Node Resources Portlet - Take 2
As part of the Viewpoint 15.00 release, the Viewpoint team built a brand new version of the Node Resources portlet. The primary purpose of this portlet continues to be to identify skew on a Teradata Database system. The original incarnation of this portlet required a fair amount of manual intervention in order to achieve this goal. The new version of this portlet includes a simpler user interface and a new algorithm to identify skewed resources (or “outliers”) automatically.
Since the Teradata Database is a massively parallel architecture, it’s important that all of the units of parallelism are performing approximately the same amount of work. If some of the nodes or VPROCs within the system are performing too much or too little work when compared with the system-wide average, this is called skew. When work for a specific query is skewed, the query isn’t taking full advantage of the power of the system, and therefore doesn’t complete as quickly as possible. When the work on nodes or VPROCs is skewed, this can affect the performance of the system and also reduce the effective capacity of the system.
There are three primary enhancements to the Node Resources portlet. The first is the use of a histogram to visually display the data distribution for a particular metric. The automatic calculation of “outliers” based upon the data distribution is the second improvement. The final significant change is the ability to analyze the data over a time range instead of just the last sample of data.
The visualization in the previous version of this portlet depicted a square for each node or VPROC on the system. For larger systems it was hard to see all the squares on a single screen, and this representation of the data didn’t really add much insight into the actual data for a particular metric. The new version of the portlet instead uses a histogram to plot the data for the selected metric. The histogram contains 20 buckets of equal size, and the height of each bar represents the number of nodes or VPROCs that fall into each bucket or range.
The red bars in the histogram represent the buckets that contain “outliers”, which are nodes or VPROCs that are significantly skewed. Outliers are calculated as resources that fall 1.5x above or below the interquartile range. This is a standard statistical analysis for finding outliers in a distributed data set. In this way, the portlet automatically calculates any nodes or VPROCs that are significantly skewed for the selected metric. For a system that is working in a reasonably parallel fashion it’s definitely possible that you won’t see any outliers in the histogram. If the histogram does show any outliers, you might want to investigate further to discover the cause of the skewing on your system.
The third significant change is the ability to analyze up to an hour’s worth of data while using this portlet. In Viewpoint 14.10 and earlier, the Node Resources portlet only reported data for the last sample period. This data typically represented the data for a minute or less of elapsed time on your system, which is too short a time period to reliably discover significant skewing issues on a system. The new version of the portlet lets you choose the last collection time as before, but also an aggregation of 5, 15, 30, or 60 minutes of data.
While viewing the main screen of the portlet, you can click on any of the bars in the histogram to drill down and view the data for just the nodes or VPROCs in that particular bucket. From the main screen you can also click the “Down” or “Outliers” bubbles to change the filter for the data grid so that only those particular resources are displayed.

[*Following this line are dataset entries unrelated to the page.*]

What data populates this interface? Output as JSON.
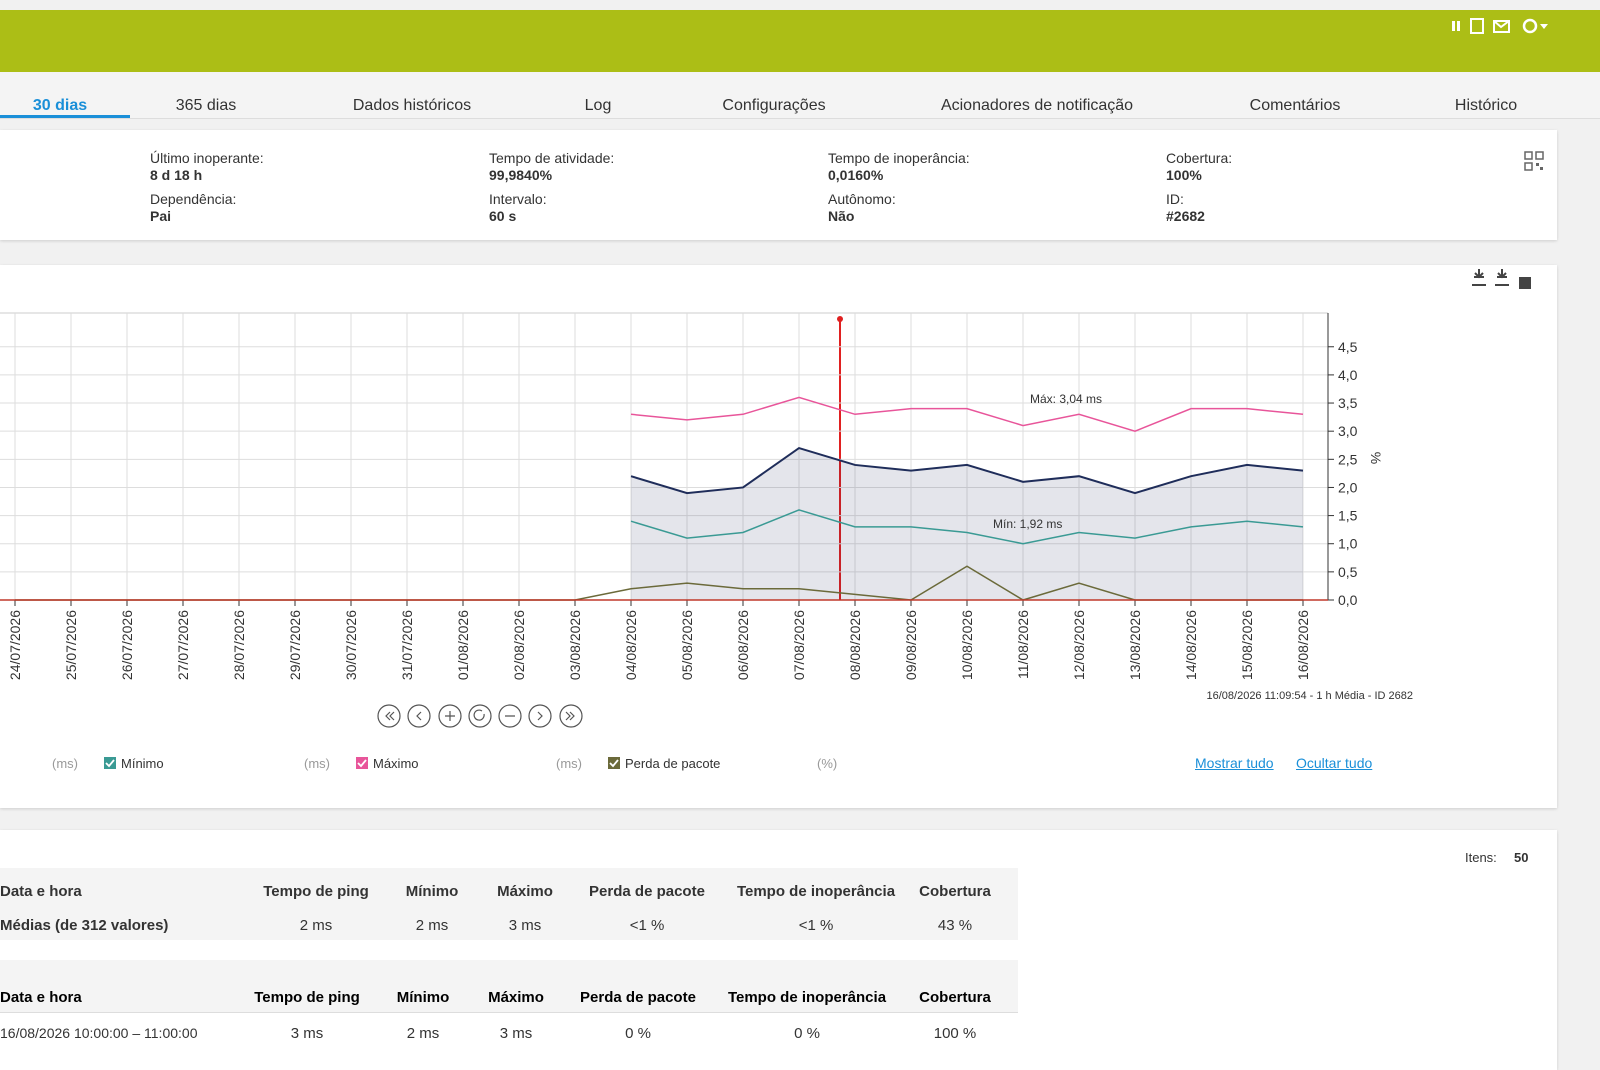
{
  "tabs": [
    "30 dias",
    "365 dias",
    "Dados históricos",
    "Log",
    "Configurações",
    "Acionadores de notificação",
    "Comentários",
    "Histórico"
  ],
  "info": [
    {
      "label": "Último inoperante:",
      "value": "8 d 18 h"
    },
    {
      "label": "Tempo de atividade:",
      "value": "99,9840%"
    },
    {
      "label": "Tempo de inoperância:",
      "value": "0,0160%"
    },
    {
      "label": "Cobertura:",
      "value": "100%"
    },
    {
      "label": "Dependência:",
      "value": "Pai"
    },
    {
      "label": "Intervalo:",
      "value": "60 s"
    },
    {
      "label": "Autônomo:",
      "value": "Não"
    },
    {
      "label": "ID:",
      "value": "#2682"
    }
  ],
  "chart": {
    "type": "line",
    "categories": [
      "24/07/2026",
      "25/07/2026",
      "26/07/2026",
      "27/07/2026",
      "28/07/2026",
      "29/07/2026",
      "30/07/2026",
      "31/07/2026",
      "01/08/2026",
      "02/08/2026",
      "03/08/2026",
      "04/08/2026",
      "05/08/2026",
      "06/08/2026",
      "07/08/2026",
      "08/08/2026",
      "09/08/2026",
      "10/08/2026",
      "11/08/2026",
      "12/08/2026",
      "13/08/2026",
      "14/08/2026",
      "15/08/2026",
      "16/08/2026"
    ],
    "ylim": [
      0,
      5.1
    ],
    "yticks": [
      {
        "value": 0,
        "label": "0,0"
      },
      {
        "value": 0.5,
        "label": "0,5"
      },
      {
        "value": 1,
        "label": "1,0"
      },
      {
        "value": 1.5,
        "label": "1,5"
      },
      {
        "value": 2,
        "label": "2,0"
      },
      {
        "value": 2.5,
        "label": "2,5"
      },
      {
        "value": 3,
        "label": "3,0"
      },
      {
        "value": 3.5,
        "label": "3,5"
      },
      {
        "value": 4,
        "label": "4,0"
      },
      {
        "value": 4.5,
        "label": "4,5"
      }
    ],
    "y_axis_label": "%",
    "grid": true,
    "series": [
      {
        "unit": "(ms)",
        "color": "#1f2d5a",
        "area": true,
        "values": [
          null,
          null,
          null,
          null,
          null,
          null,
          null,
          null,
          null,
          null,
          null,
          2.2,
          1.9,
          2.0,
          2.7,
          2.4,
          2.3,
          2.4,
          2.1,
          2.2,
          1.9,
          2.2,
          2.4,
          2.3
        ]
      },
      {
        "name": "Mínimo",
        "unit": "(ms)",
        "color": "#3a9a94",
        "values": [
          null,
          null,
          null,
          null,
          null,
          null,
          null,
          null,
          null,
          null,
          null,
          1.4,
          1.1,
          1.2,
          1.6,
          1.3,
          1.3,
          1.2,
          1.0,
          1.2,
          1.1,
          1.3,
          1.4,
          1.3
        ]
      },
      {
        "name": "Máximo",
        "unit": "(ms)",
        "color": "#e8559a",
        "values": [
          null,
          null,
          null,
          null,
          null,
          null,
          null,
          null,
          null,
          null,
          null,
          3.3,
          3.2,
          3.3,
          3.6,
          3.3,
          3.4,
          3.4,
          3.1,
          3.3,
          3.0,
          3.4,
          3.4,
          3.3
        ]
      },
      {
        "name": "Perda de pacote",
        "unit": "(%)",
        "color": "#6b6a3a",
        "values": [
          0,
          0,
          0,
          0,
          0,
          0,
          0,
          0,
          0,
          0,
          0,
          0.2,
          0.3,
          0.2,
          0.2,
          0.1,
          0,
          0.6,
          0,
          0.3,
          0,
          0,
          0,
          0
        ]
      }
    ],
    "annotations": [
      "Máx: 3,04 ms",
      "Mín: 1,92 ms"
    ],
    "footer": "16/08/2026 11:09:54 - 1 h Média - ID 2682"
  },
  "legend_links": [
    "Mostrar tudo",
    "Ocultar tudo"
  ],
  "items": {
    "label": "Itens:",
    "value": "50"
  },
  "summary_table": {
    "columns": [
      "Data e hora",
      "Tempo de ping",
      "Mínimo",
      "Máximo",
      "Perda de pacote",
      "Tempo de inoperância",
      "Cobertura"
    ],
    "rows": [
      [
        "Médias (de 312 valores)",
        "2 ms",
        "2 ms",
        "3 ms",
        "<1 %",
        "<1 %",
        "43 %"
      ]
    ]
  },
  "data_table": {
    "columns": [
      "Data e hora",
      "Tempo de ping",
      "Mínimo",
      "Máximo",
      "Perda de pacote",
      "Tempo de inoperância",
      "Cobertura"
    ],
    "rows": [
      [
        "16/08/2026 10:00:00 – 11:00:00",
        "3 ms",
        "2 ms",
        "3 ms",
        "0 %",
        "0 %",
        "100 %"
      ]
    ]
  }
}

You can click on any of the rows in either of the data grids to drill down to a detail screen that displays all of the metrics for that particular node or VPROC. The detail screen is different for nodes, AMPs, PEs and other VPROC types so that only the applicable metrics for that particular resource are displayed.
This new version of Node Resources should make it much simpler to monitor and identify potential skewing issues across the nodes and VPROCs of your Teradata Database system.
Note that the Node Resources portlet only applies to Teradata DB systems whereas the Node Monitor portlet provides monitoring aspects for Aster or Hadoop system nodes.